Peu de temps après leur retour, un incident extraordinaire mit la ville en émoi : à la suite de faits que je n’ai jamais connus, — peut-être simplement dans un accès d’exaspération trop longtemps contenue, — le colonel Marian administra une formidable raclée, en pleine rue, à l’un des fils Lesdiguettes. J’assistai à la fin de la scène.
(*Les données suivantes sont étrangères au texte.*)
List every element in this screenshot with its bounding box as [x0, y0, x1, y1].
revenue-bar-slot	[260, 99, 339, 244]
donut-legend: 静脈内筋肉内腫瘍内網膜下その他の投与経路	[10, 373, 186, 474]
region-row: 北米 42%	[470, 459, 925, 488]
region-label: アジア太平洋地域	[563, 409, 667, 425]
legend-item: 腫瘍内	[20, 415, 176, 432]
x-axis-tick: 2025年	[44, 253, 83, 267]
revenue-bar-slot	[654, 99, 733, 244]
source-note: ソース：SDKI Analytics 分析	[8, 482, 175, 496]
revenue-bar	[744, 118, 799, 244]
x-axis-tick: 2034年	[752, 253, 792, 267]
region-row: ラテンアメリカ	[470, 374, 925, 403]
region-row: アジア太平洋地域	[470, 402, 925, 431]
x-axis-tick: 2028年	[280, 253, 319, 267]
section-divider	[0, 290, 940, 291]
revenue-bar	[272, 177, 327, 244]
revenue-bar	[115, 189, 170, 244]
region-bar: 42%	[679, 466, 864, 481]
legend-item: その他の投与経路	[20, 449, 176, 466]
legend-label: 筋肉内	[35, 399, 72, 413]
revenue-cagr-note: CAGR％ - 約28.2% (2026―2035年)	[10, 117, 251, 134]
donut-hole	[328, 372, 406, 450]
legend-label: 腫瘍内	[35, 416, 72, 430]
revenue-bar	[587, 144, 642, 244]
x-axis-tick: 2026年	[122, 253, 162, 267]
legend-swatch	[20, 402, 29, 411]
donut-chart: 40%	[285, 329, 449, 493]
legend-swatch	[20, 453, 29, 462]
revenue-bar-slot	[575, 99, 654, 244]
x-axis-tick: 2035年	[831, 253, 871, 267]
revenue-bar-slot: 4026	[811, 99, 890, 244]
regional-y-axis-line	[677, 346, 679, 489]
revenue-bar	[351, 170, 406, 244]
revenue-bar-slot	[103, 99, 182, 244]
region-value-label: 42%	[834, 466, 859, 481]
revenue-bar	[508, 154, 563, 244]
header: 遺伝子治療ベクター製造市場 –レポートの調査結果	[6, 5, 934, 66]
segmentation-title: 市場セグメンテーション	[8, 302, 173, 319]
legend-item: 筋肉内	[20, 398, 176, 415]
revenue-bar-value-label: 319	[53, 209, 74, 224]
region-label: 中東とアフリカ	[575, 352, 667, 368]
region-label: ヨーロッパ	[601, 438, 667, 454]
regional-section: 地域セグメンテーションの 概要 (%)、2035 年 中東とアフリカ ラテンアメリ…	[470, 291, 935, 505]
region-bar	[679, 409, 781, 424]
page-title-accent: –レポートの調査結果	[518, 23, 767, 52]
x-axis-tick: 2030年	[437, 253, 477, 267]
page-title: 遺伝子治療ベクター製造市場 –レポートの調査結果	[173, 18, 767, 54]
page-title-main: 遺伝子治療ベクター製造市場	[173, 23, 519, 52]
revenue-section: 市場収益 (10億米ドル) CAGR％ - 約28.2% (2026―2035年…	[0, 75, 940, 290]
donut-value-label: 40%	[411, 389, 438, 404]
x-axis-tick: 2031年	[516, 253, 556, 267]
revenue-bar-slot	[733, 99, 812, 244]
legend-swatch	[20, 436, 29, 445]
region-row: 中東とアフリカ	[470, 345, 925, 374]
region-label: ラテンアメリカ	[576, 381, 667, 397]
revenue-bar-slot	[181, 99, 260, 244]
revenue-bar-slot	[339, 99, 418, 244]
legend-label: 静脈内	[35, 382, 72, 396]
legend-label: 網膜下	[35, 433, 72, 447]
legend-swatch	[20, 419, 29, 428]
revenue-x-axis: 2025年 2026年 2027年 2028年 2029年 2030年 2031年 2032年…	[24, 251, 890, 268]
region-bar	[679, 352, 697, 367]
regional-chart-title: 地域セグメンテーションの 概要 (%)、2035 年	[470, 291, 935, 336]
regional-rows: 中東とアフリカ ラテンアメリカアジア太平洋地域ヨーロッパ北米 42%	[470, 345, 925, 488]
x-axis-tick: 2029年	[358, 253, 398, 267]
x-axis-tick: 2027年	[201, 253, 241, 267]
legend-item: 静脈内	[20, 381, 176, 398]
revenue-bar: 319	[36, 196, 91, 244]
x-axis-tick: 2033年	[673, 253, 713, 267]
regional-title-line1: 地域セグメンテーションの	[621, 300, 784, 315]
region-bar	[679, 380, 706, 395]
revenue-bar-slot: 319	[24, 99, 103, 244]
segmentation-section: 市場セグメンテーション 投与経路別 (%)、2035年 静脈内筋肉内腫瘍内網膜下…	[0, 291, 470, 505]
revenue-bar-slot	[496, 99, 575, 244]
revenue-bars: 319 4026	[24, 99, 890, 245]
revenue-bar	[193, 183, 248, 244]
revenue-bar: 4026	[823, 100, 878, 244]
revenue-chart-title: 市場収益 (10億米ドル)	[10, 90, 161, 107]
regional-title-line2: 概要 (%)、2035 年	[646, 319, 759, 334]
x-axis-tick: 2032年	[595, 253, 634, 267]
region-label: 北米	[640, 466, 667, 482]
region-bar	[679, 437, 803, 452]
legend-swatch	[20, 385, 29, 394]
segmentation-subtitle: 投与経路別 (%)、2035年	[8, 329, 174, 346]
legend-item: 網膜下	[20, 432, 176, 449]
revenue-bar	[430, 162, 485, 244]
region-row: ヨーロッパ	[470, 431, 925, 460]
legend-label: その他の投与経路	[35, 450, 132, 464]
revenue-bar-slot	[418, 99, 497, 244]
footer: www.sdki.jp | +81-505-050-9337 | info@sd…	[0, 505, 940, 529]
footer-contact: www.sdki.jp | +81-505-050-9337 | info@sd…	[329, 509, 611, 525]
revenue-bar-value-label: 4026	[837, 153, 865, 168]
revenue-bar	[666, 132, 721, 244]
J’aperçus, au milieu d’un cercle de boutiquiers accourus au bruit en abandonnant leurs établis, la victime dont de bonnes femmes bassinaient la figure ensanglantée, tandis qu’à l’écart le vieux vétéran, fumant de son exploit, les bras croisés sur sa poitrine, promenait sur les assistants des regards vainqueurs chargés de menaces. On l’observait à la dérobée, mais personne n’osa s’approcher de lui : ils comprenaient que ses poings vigoureux ne demandaient qu’à recommencer l’exercice et qu’avec allégresse il sonnerait sur leur dos la charge interrompue, heureux de soulager sa longue humiliation par un acte de vigueur.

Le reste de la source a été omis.